Publicaba ayer un
interesante artículo El País sobre los problemas de avalanchas y de exceso de
visitantes en los museos, obviamente más en unos que en otros, y en la
invasión de esa condenada manía del selfie, la autofoto de toda la vida, que
genera escenas absurdas en las que cientos de personas se colocan de espaldas a
la obra que han ido a visitar para fotografiarse con ella, logrando atestar una
sala en la que la mayor parte del público no mira el objeto que, en teoría, le
ha llevado hasta allí. El artículo venía ilustrado por una escena de la sala
del Louvre en la que se expone la Mona Lisa, con decenas de visitantes
levantando al unísono sus móviles y cámaras para inmortalizarla.
Hace unas semanas visité el
Louvre, y vi esa misma escena en persona, en una sala enorme, casi del tamaño
de una cancha de baloncesto, en la que pocos eran los cuadros expuestos, y
donde todos los ojos sólo se fijaban en un lateral, completamente dedicado a la
imagen del cuadro de Da Vinci, icónico como pocos y de escaso tamaño, rodeado
de una turba que resultaba bastante más espectacular que la propia pintura.

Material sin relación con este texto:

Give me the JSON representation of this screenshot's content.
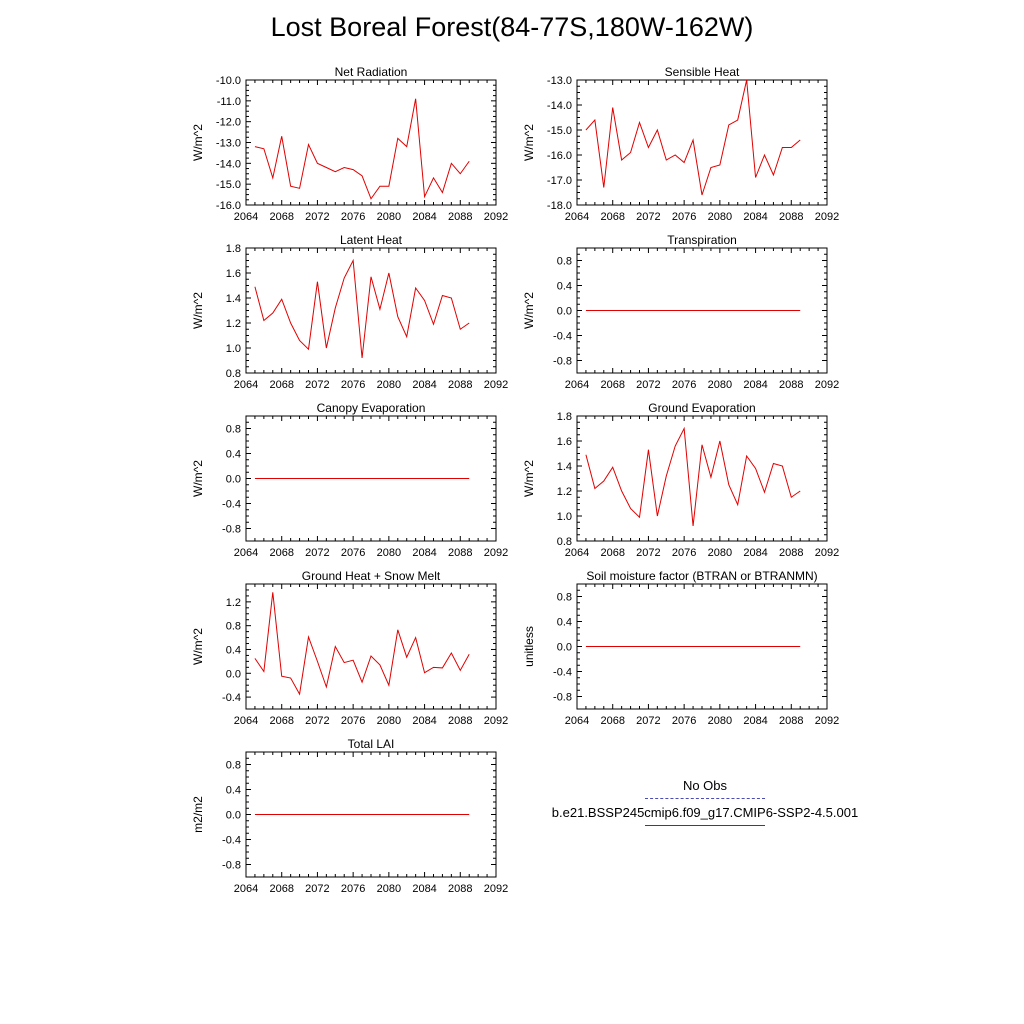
{
  "page": {
    "title": "Lost Boreal Forest(84-77S,180W-162W)"
  },
  "legend": {
    "entries": [
      {
        "label": "No Obs",
        "color": "#4b4bb4",
        "style": "dashed"
      },
      {
        "label": "b.e21.BSSP245cmip6.f09_g17.CMIP6-SSP2-4.5.001",
        "color": "#e00000",
        "style": "solid"
      }
    ]
  },
  "chart_data": [
    {
      "type": "line",
      "title": "Net Radiation",
      "ylabel": "W/m^2",
      "xlim": [
        2064,
        2092
      ],
      "ylim": [
        -16.0,
        -10.0
      ],
      "xticks": [
        2064,
        2068,
        2072,
        2076,
        2080,
        2084,
        2088,
        2092
      ],
      "yticks": [
        -16.0,
        -15.0,
        -14.0,
        -13.0,
        -12.0,
        -11.0,
        -10.0
      ],
      "tick_decimals": 1,
      "series": [
        {
          "color": "#e00000",
          "x": [
            2065,
            2066,
            2067,
            2068,
            2069,
            2070,
            2071,
            2072,
            2073,
            2074,
            2075,
            2076,
            2077,
            2078,
            2079,
            2080,
            2081,
            2082,
            2083,
            2084,
            2085,
            2086,
            2087,
            2088,
            2089
          ],
          "y": [
            -13.2,
            -13.3,
            -14.7,
            -12.7,
            -15.1,
            -15.2,
            -13.1,
            -14.0,
            -14.2,
            -14.4,
            -14.2,
            -14.3,
            -14.6,
            -15.7,
            -15.1,
            -15.1,
            -12.8,
            -13.2,
            -10.9,
            -15.6,
            -14.7,
            -15.4,
            -14.0,
            -14.5,
            -13.9
          ]
        }
      ]
    },
    {
      "type": "line",
      "title": "Sensible Heat",
      "ylabel": "W/m^2",
      "xlim": [
        2064,
        2092
      ],
      "ylim": [
        -18.0,
        -13.0
      ],
      "xticks": [
        2064,
        2068,
        2072,
        2076,
        2080,
        2084,
        2088,
        2092
      ],
      "yticks": [
        -18.0,
        -17.0,
        -16.0,
        -15.0,
        -14.0,
        -13.0
      ],
      "tick_decimals": 1,
      "series": [
        {
          "color": "#e00000",
          "x": [
            2065,
            2066,
            2067,
            2068,
            2069,
            2070,
            2071,
            2072,
            2073,
            2074,
            2075,
            2076,
            2077,
            2078,
            2079,
            2080,
            2081,
            2082,
            2083,
            2084,
            2085,
            2086,
            2087,
            2088,
            2089
          ],
          "y": [
            -15.0,
            -14.6,
            -17.3,
            -14.1,
            -16.2,
            -15.9,
            -14.7,
            -15.7,
            -15.0,
            -16.2,
            -16.0,
            -16.3,
            -15.4,
            -17.6,
            -16.5,
            -16.4,
            -14.8,
            -14.6,
            -13.0,
            -16.9,
            -16.0,
            -16.8,
            -15.7,
            -15.7,
            -15.4
          ]
        }
      ]
    },
    {
      "type": "line",
      "title": "Latent Heat",
      "ylabel": "W/m^2",
      "xlim": [
        2064,
        2092
      ],
      "ylim": [
        0.8,
        1.8
      ],
      "xticks": [
        2064,
        2068,
        2072,
        2076,
        2080,
        2084,
        2088,
        2092
      ],
      "yticks": [
        0.8,
        1.0,
        1.2,
        1.4,
        1.6,
        1.8
      ],
      "tick_decimals": 1,
      "series": [
        {
          "color": "#e00000",
          "x": [
            2065,
            2066,
            2067,
            2068,
            2069,
            2070,
            2071,
            2072,
            2073,
            2074,
            2075,
            2076,
            2077,
            2078,
            2079,
            2080,
            2081,
            2082,
            2083,
            2084,
            2085,
            2086,
            2087,
            2088,
            2089
          ],
          "y": [
            1.49,
            1.22,
            1.28,
            1.39,
            1.2,
            1.06,
            0.99,
            1.53,
            1.0,
            1.32,
            1.56,
            1.7,
            0.92,
            1.57,
            1.31,
            1.6,
            1.25,
            1.09,
            1.48,
            1.38,
            1.19,
            1.42,
            1.4,
            1.15,
            1.2
          ]
        }
      ]
    },
    {
      "type": "line",
      "title": "Transpiration",
      "ylabel": "W/m^2",
      "xlim": [
        2064,
        2092
      ],
      "ylim": [
        -1.0,
        1.0
      ],
      "xticks": [
        2064,
        2068,
        2072,
        2076,
        2080,
        2084,
        2088,
        2092
      ],
      "yticks": [
        -0.8,
        -0.4,
        0.0,
        0.4,
        0.8
      ],
      "tick_decimals": 1,
      "series": [
        {
          "color": "#e00000",
          "x": [
            2065,
            2066,
            2067,
            2068,
            2069,
            2070,
            2071,
            2072,
            2073,
            2074,
            2075,
            2076,
            2077,
            2078,
            2079,
            2080,
            2081,
            2082,
            2083,
            2084,
            2085,
            2086,
            2087,
            2088,
            2089
          ],
          "y": [
            0,
            0,
            0,
            0,
            0,
            0,
            0,
            0,
            0,
            0,
            0,
            0,
            0,
            0,
            0,
            0,
            0,
            0,
            0,
            0,
            0,
            0,
            0,
            0,
            0
          ]
        }
      ]
    },
    {
      "type": "line",
      "title": "Canopy Evaporation",
      "ylabel": "W/m^2",
      "xlim": [
        2064,
        2092
      ],
      "ylim": [
        -1.0,
        1.0
      ],
      "xticks": [
        2064,
        2068,
        2072,
        2076,
        2080,
        2084,
        2088,
        2092
      ],
      "yticks": [
        -0.8,
        -0.4,
        0.0,
        0.4,
        0.8
      ],
      "tick_decimals": 1,
      "series": [
        {
          "color": "#e00000",
          "x": [
            2065,
            2066,
            2067,
            2068,
            2069,
            2070,
            2071,
            2072,
            2073,
            2074,
            2075,
            2076,
            2077,
            2078,
            2079,
            2080,
            2081,
            2082,
            2083,
            2084,
            2085,
            2086,
            2087,
            2088,
            2089
          ],
          "y": [
            0,
            0,
            0,
            0,
            0,
            0,
            0,
            0,
            0,
            0,
            0,
            0,
            0,
            0,
            0,
            0,
            0,
            0,
            0,
            0,
            0,
            0,
            0,
            0,
            0
          ]
        }
      ]
    },
    {
      "type": "line",
      "title": "Ground Evaporation",
      "ylabel": "W/m^2",
      "xlim": [
        2064,
        2092
      ],
      "ylim": [
        0.8,
        1.8
      ],
      "xticks": [
        2064,
        2068,
        2072,
        2076,
        2080,
        2084,
        2088,
        2092
      ],
      "yticks": [
        0.8,
        1.0,
        1.2,
        1.4,
        1.6,
        1.8
      ],
      "tick_decimals": 1,
      "series": [
        {
          "color": "#e00000",
          "x": [
            2065,
            2066,
            2067,
            2068,
            2069,
            2070,
            2071,
            2072,
            2073,
            2074,
            2075,
            2076,
            2077,
            2078,
            2079,
            2080,
            2081,
            2082,
            2083,
            2084,
            2085,
            2086,
            2087,
            2088,
            2089
          ],
          "y": [
            1.49,
            1.22,
            1.28,
            1.39,
            1.2,
            1.06,
            0.99,
            1.53,
            1.0,
            1.32,
            1.56,
            1.7,
            0.92,
            1.57,
            1.31,
            1.6,
            1.25,
            1.09,
            1.48,
            1.38,
            1.19,
            1.42,
            1.4,
            1.15,
            1.2
          ]
        }
      ]
    },
    {
      "type": "line",
      "title": "Ground Heat + Snow Melt",
      "ylabel": "W/m^2",
      "xlim": [
        2064,
        2092
      ],
      "ylim": [
        -0.6,
        1.5
      ],
      "xticks": [
        2064,
        2068,
        2072,
        2076,
        2080,
        2084,
        2088,
        2092
      ],
      "yticks": [
        -0.4,
        0.0,
        0.4,
        0.8,
        1.2
      ],
      "tick_decimals": 1,
      "series": [
        {
          "color": "#e00000",
          "x": [
            2065,
            2066,
            2067,
            2068,
            2069,
            2070,
            2071,
            2072,
            2073,
            2074,
            2075,
            2076,
            2077,
            2078,
            2079,
            2080,
            2081,
            2082,
            2083,
            2084,
            2085,
            2086,
            2087,
            2088,
            2089
          ],
          "y": [
            0.25,
            0.03,
            1.36,
            -0.05,
            -0.08,
            -0.35,
            0.61,
            0.2,
            -0.23,
            0.45,
            0.18,
            0.22,
            -0.15,
            0.29,
            0.14,
            -0.2,
            0.73,
            0.27,
            0.6,
            0.01,
            0.1,
            0.09,
            0.34,
            0.05,
            0.32
          ]
        }
      ]
    },
    {
      "type": "line",
      "title": "Soil moisture factor (BTRAN or BTRANMN)",
      "ylabel": "unitless",
      "xlim": [
        2064,
        2092
      ],
      "ylim": [
        -1.0,
        1.0
      ],
      "xticks": [
        2064,
        2068,
        2072,
        2076,
        2080,
        2084,
        2088,
        2092
      ],
      "yticks": [
        -0.8,
        -0.4,
        0.0,
        0.4,
        0.8
      ],
      "tick_decimals": 1,
      "series": [
        {
          "color": "#e00000",
          "x": [
            2065,
            2066,
            2067,
            2068,
            2069,
            2070,
            2071,
            2072,
            2073,
            2074,
            2075,
            2076,
            2077,
            2078,
            2079,
            2080,
            2081,
            2082,
            2083,
            2084,
            2085,
            2086,
            2087,
            2088,
            2089
          ],
          "y": [
            0,
            0,
            0,
            0,
            0,
            0,
            0,
            0,
            0,
            0,
            0,
            0,
            0,
            0,
            0,
            0,
            0,
            0,
            0,
            0,
            0,
            0,
            0,
            0,
            0
          ]
        }
      ]
    },
    {
      "type": "line",
      "title": "Total LAI",
      "ylabel": "m2/m2",
      "xlim": [
        2064,
        2092
      ],
      "ylim": [
        -1.0,
        1.0
      ],
      "xticks": [
        2064,
        2068,
        2072,
        2076,
        2080,
        2084,
        2088,
        2092
      ],
      "yticks": [
        -0.8,
        -0.4,
        0.0,
        0.4,
        0.8
      ],
      "tick_decimals": 1,
      "series": [
        {
          "color": "#e00000",
          "x": [
            2065,
            2066,
            2067,
            2068,
            2069,
            2070,
            2071,
            2072,
            2073,
            2074,
            2075,
            2076,
            2077,
            2078,
            2079,
            2080,
            2081,
            2082,
            2083,
            2084,
            2085,
            2086,
            2087,
            2088,
            2089
          ],
          "y": [
            0,
            0,
            0,
            0,
            0,
            0,
            0,
            0,
            0,
            0,
            0,
            0,
            0,
            0,
            0,
            0,
            0,
            0,
            0,
            0,
            0,
            0,
            0,
            0,
            0
          ]
        }
      ]
    }
  ]
}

Allí lo asombroso no eran los cuadros, que eran casi imposibles de ver y de
disfrutar, sino las dimensiones del espacio, la cantidad de gente que había y
el ruido incesante de proveniente de las voces que todo lo llenaban. Pero
todavía me quedaba por ver lo peor. Tras salir de esa sala me encaminé hacia
otra ala del edificio y pasé por una majestuosa escalera en la que luce, recién
restaurada, la escultura de la Victoria de Samotracia, sobre un pedestal de
piedra en forma de navío. La figura impone mucho, y en el lugar en el que se
encuentra aún más. Pero allí volvían a estar las avalanchas de turistas,
mayoritariamente orientales, que trataban de acercarse lo máximo posible al
pedestal de la estatua para sacarse la foto con ella. Conseguí rodear la
marabunta en un momento de descuido general y ponerme en el lado en el que se
encontraba la vigilante de la saña, es un decir. Una chica joven de veinte y pocos
años, con una cara de tristeza inabarcable, que cada dos por tres daba palmadas
y gritos para que los niños (y bastantes adultos) no trepasen por la estatua,
pero que apenas se le podía oír en medio de un tumulto descontrolado. Más que
su garganta allí hubiera sido necesario un silbato, porra y un refuerzo
policial. En una de estas, asombrado como estaba de lo que veía, llegó una
nueva excursión de japoneses, y se hicieron con el control del poco espacio que
quedaba libre en aquella escalera. Llegaron hasta donde estaba yo y la
vigilante, y los guías de la excursión obligaron a que nos retiráramos para
poder explicar algo a su tropa de turistas desde la nueva zona conquistada. La
vigilante se levantó y, antes de que pudiera pensar en nada, dos de los
turistas cogieron su silla, la pegaron y la retiraron a una esquina, en medio
de la cara de asombro e impotencia de ella, que parecía a punto de ponerse a
llorar. Yo, que estaba a unos metros del lugar, en una posición similar a la de
un viajero de la línea 10 de metro de Madrid en hora punta, tenía claro que ya
no me encontraba en un museo, pero no era capaz de afirmar dónde me ubicaba. Parte
de mi quería pegar unos buenos gritos, expulsar a la tropa nipona y restaurar
la posición de control de la vigilante, pero la cobardía, el no saber francés y
quién sabe cuántas excusas más me impidieron hacer nada. Cuando el grupo se fue
la vigilante pudo volver a coger su silla y sentarse, escogiendo esta vez un
segundo plano, casi buscando protección en las barandillas. Me acerqué a ella,
traté de darle ánimos y le comenté que aquello, más que un museo, era una
discoteca. Me miró con una cara de agobio que lo decía todo, y algo me comentó
en francés, de lo que sólo pude sacar un concepto en claro en medio del ruido
de la estancia. “Merde”.
El resto de mi visita, a salas llenas de joyas
en las que había muy poca gente, estuvo ocupada por la imagen de esa pobre
chica, que quizás era voluntaria, o no, que a buen seguro le gustaba el arte, y
veía como el museo, que a buen seguro durante parte de su vida había sido un
lugar de veneración y objeto de culto, se había convertido en su mayor
pesadilla. Con esa cara grabada en todo momento apenas pude disfrutar del resto
de mi visita, y al terminar, en el atrio bajo la pirámide que sirve para
distribuir los flujos de visitantes, con miles de personas bajo mis pies, me
hacía algunas de las preguntas que se formulan en el artículo citado,
encontrando sólo respuestas que no me gustaban.